Intention Goals are the planned actions that we want participants to author during training as their personal transfer plan. If training is working as designed, participants should be writing actions that drive desired adoptive behaviors back into their everyday work patterns.
Developing Intention Goals is relatively easy if the course has a set of well-written, performance-based learning objectives. In training, performance-based learning objectives manifest themselves in the forms of content modules and skill-practice exercises. Therefore, the path to developing Intention Goals is performance-based learning objectives, which lead to course content/learning, which leads to Intention Goals. To create Intention Goals, review the performance-based learning objectives and the course content/learning and answer two questions:
In what work situations do we want participants to apply the learned content?

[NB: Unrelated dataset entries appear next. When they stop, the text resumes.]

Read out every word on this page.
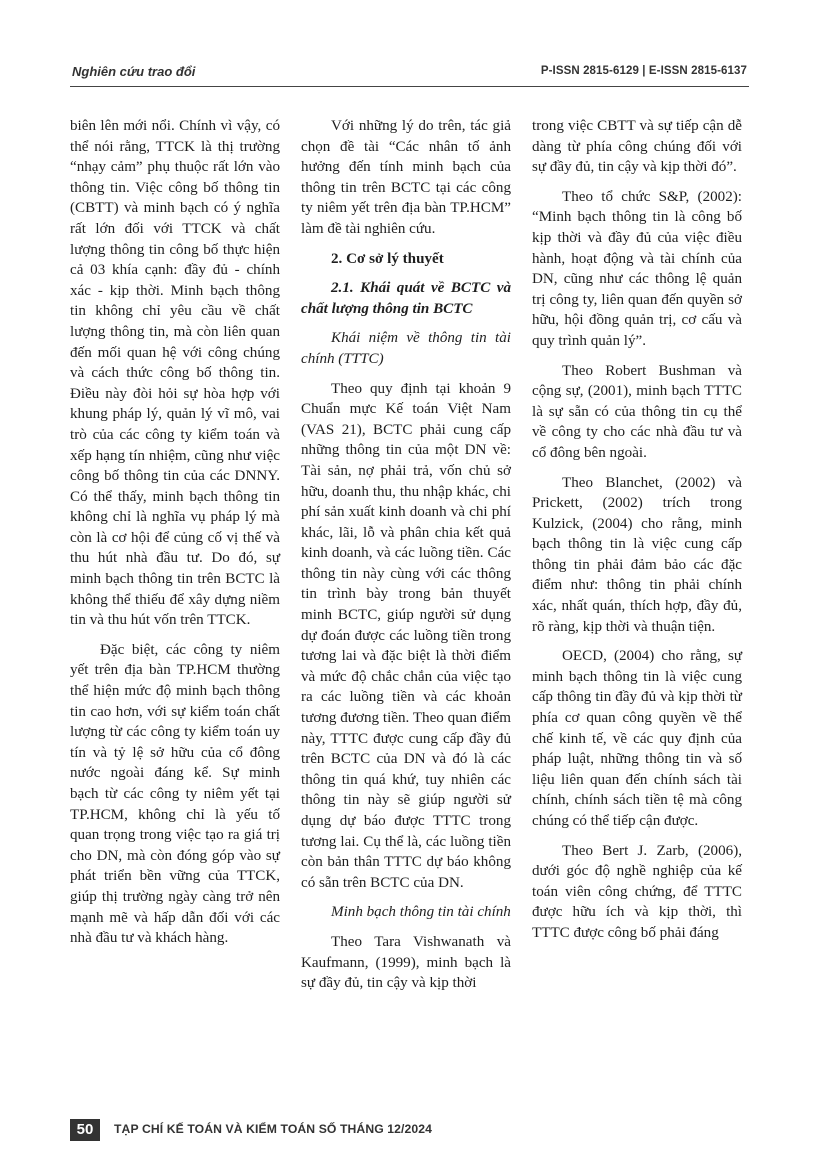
Nghiên cứu trao đổi	P-ISSN 2815-6129 | E-ISSN 2815-6137

biên lên mới nổi. Chính vì vậy, có thể nói rằng, TTCK là thị trường “nhạy cảm” phụ thuộc rất lớn vào thông tin. Việc công bố thông tin (CBTT) và minh bạch có ý nghĩa rất lớn đối với TTCK và chất lượng thông tin công bố thực hiện cả 03 khía cạnh: đầy đủ - chính xác - kịp thời. Minh bạch thông tin không chỉ yêu cầu về chất lượng thông tin, mà còn liên quan đến mối quan hệ với công chúng và cách thức công bố thông tin. Điều này đòi hỏi sự hòa hợp với khung pháp lý, quản lý vĩ mô, vai trò của các công ty kiểm toán và xếp hạng tín nhiệm, cũng như việc công bố thông tin của các DNNY. Có thể thấy, minh bạch thông tin không chỉ là nghĩa vụ pháp lý mà còn là cơ hội để củng cố vị thế và thu hút nhà đầu tư. Do đó, sự minh bạch thông tin trên BCTC là không thể thiếu để xây dựng niềm tin và thu hút vốn trên TTCK.

Đặc biệt, các công ty niêm yết trên địa bàn TP.HCM thường thể hiện mức độ minh bạch thông tin cao hơn, với sự kiểm toán chất lượng từ các công ty kiểm toán uy tín và tỷ lệ sở hữu của cổ đông nước ngoài đáng kể. Sự minh bạch từ các công ty niêm yết tại TP.HCM, không chỉ là yếu tố quan trọng trong việc tạo ra giá trị cho DN, mà còn đóng góp vào sự phát triển bền vững của TTCK, giúp thị trường ngày càng trở nên mạnh mẽ và hấp dẫn đối với các nhà đầu tư và khách hàng.

Với những lý do trên, tác giả chọn đề tài “Các nhân tố ảnh hưởng đến tính minh bạch của thông tin trên BCTC tại các công ty niêm yết trên địa bàn TP.HCM” làm đề tài nghiên cứu.

2. Cơ sở lý thuyết

2.1. Khái quát về BCTC và chất lượng thông tin BCTC

Khái niệm về thông tin tài chính (TTTC)

Theo quy định tại khoản 9 Chuẩn mực Kế toán Việt Nam (VAS 21), BCTC phải cung cấp những thông tin của một DN về: Tài sản, nợ phải trả, vốn chủ sở hữu, doanh thu, thu nhập khác, chi phí sản xuất kinh doanh và chi phí khác, lãi, lỗ và phân chia kết quả kinh doanh, và các luồng tiền. Các thông tin này cùng với các thông tin trình bày trong bản thuyết minh BCTC, giúp người sử dụng dự đoán được các luồng tiền trong tương lai và đặc biệt là thời điểm và mức độ chắc chắn của việc tạo ra các luồng tiền và các khoản tương đương tiền. Theo quan điểm này, TTTC được cung cấp đầy đủ trên BCTC của DN và đó là các thông tin quá khứ, tuy nhiên các thông tin này sẽ giúp người sử dụng dự báo được TTTC trong tương lai. Cụ thể là, các luồng tiền còn bản thân TTTC dự báo không có sẵn trên BCTC của DN.

Minh bạch thông tin tài chính

Theo Tara Vishwanath và Kaufmann, (1999), minh bạch là sự đầy đủ, tin cậy và kịp thời

trong việc CBTT và sự tiếp cận dễ dàng từ phía công chúng đối với sự đầy đủ, tin cậy và kịp thời đó”.

Theo tổ chức S&P, (2002): “Minh bạch thông tin là công bố kịp thời và đầy đủ của việc điều hành, hoạt động và tài chính của DN, cũng như các thông lệ quản trị công ty, liên quan đến quyền sở hữu, hội đồng quản trị, cơ cấu và quy trình quản lý”.

Theo Robert Bushman và cộng sự, (2001), minh bạch TTTC là sự sẵn có của thông tin cụ thể về công ty cho các nhà đầu tư và cổ đông bên ngoài.

Theo Blanchet, (2002) và Prickett, (2002) trích trong Kulzick, (2004) cho rằng, minh bạch thông tin là việc cung cấp thông tin phải đảm bảo các đặc điểm như: thông tin phải chính xác, nhất quán, thích hợp, đầy đủ, rõ ràng, kịp thời và thuận tiện.

OECD, (2004) cho rằng, sự minh bạch thông tin là việc cung cấp thông tin đầy đủ và kịp thời từ phía cơ quan công quyền về thể chế kinh tế, về các quy định của pháp luật, những thông tin và số liệu liên quan đến chính sách tài chính, chính sách tiền tệ mà công chúng có thể tiếp cận được.

Theo Bert J. Zarb, (2006), dưới góc độ nghề nghiệp của kế toán viên công chứng, để TTTC được hữu ích và kịp thời, thì TTTC được công bố phải đáng

50	TẠP CHÍ KẾ TOÁN VÀ KIỂM TOÁN SỐ THÁNG 12/2024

In those situations, what observable actions (work) will they do?
When participants believe that new skills and knowledge mastered in training will help them and/or their organizations, it increases the likelihood of adoption. When participants change their beliefs about themselves and their personal performance, they apply the new skills and even take on new challenges. Beliefs manifest themselves in words and actions. Therefore, training should instill the set of beliefs that support participants in trying, practicing, and finally transferring these skills.
For example, in a Business Acumen Training course you start authoring belief statements by answering this question: Looking at the course and our company’s culture and values, what beliefs do participants need to produce the desired business results? Another way to stimulate creation of belief statements is with this question: If participants from this course were the most competent and highly respected business leaders in the company, what would they believe in?
Capturing Intention Goals and Beliefs
During and at the close of training, participants author their goals and rate their beliefs. These are written during a goal-planning (sometimes called action-planning) section in the course. In general, participants can realistically accomplish two or three goals after a training program. If they write more, they often accomplish relatively little, which results in low or no adoption.
An example of a Predictive Evaluation goal-planning sheet for Business Acumen Training is:
Evaluating Participant Goals
After participants have left training, judge each goal and compare it to the predicted goals from the Impact Matrix’s Intentions Goal. If possible, use two evaluators to independently judge the goals and then jointly decide which are acceptable. Two evaluators provide a higher level of reliability in judging goals. The following checklist is used in judging goals. Goals from participants never exactly match predicted goals.
This produces an Intentions Goal Score. Compare the Intention Goals Score against the Intentions Success Gate. If it is greater, the course is working as planned, and no corrective action is needed. If it is lower, the evaluator must investigate further to determine why (root cause) and what correction action to recommend.
Reporting the Results - The Intention Dashboard
In PE, we share our findings using the dashboard concept. The dashboard is a report to senior management that provides an at-a-glance perspective on the current status of a course in the context of predetermined metrics for that program (Intention, Adoption, or Impact). Good dashboards are simple, short, and do not require interpretation.
Dashboard reports provide an educational evaluation, allowing managers and executives to examine and assess training success. They facilitate discussion by highlighting metric status points, encouraging management by exception, when deviations from the norm become the focal points of discussion.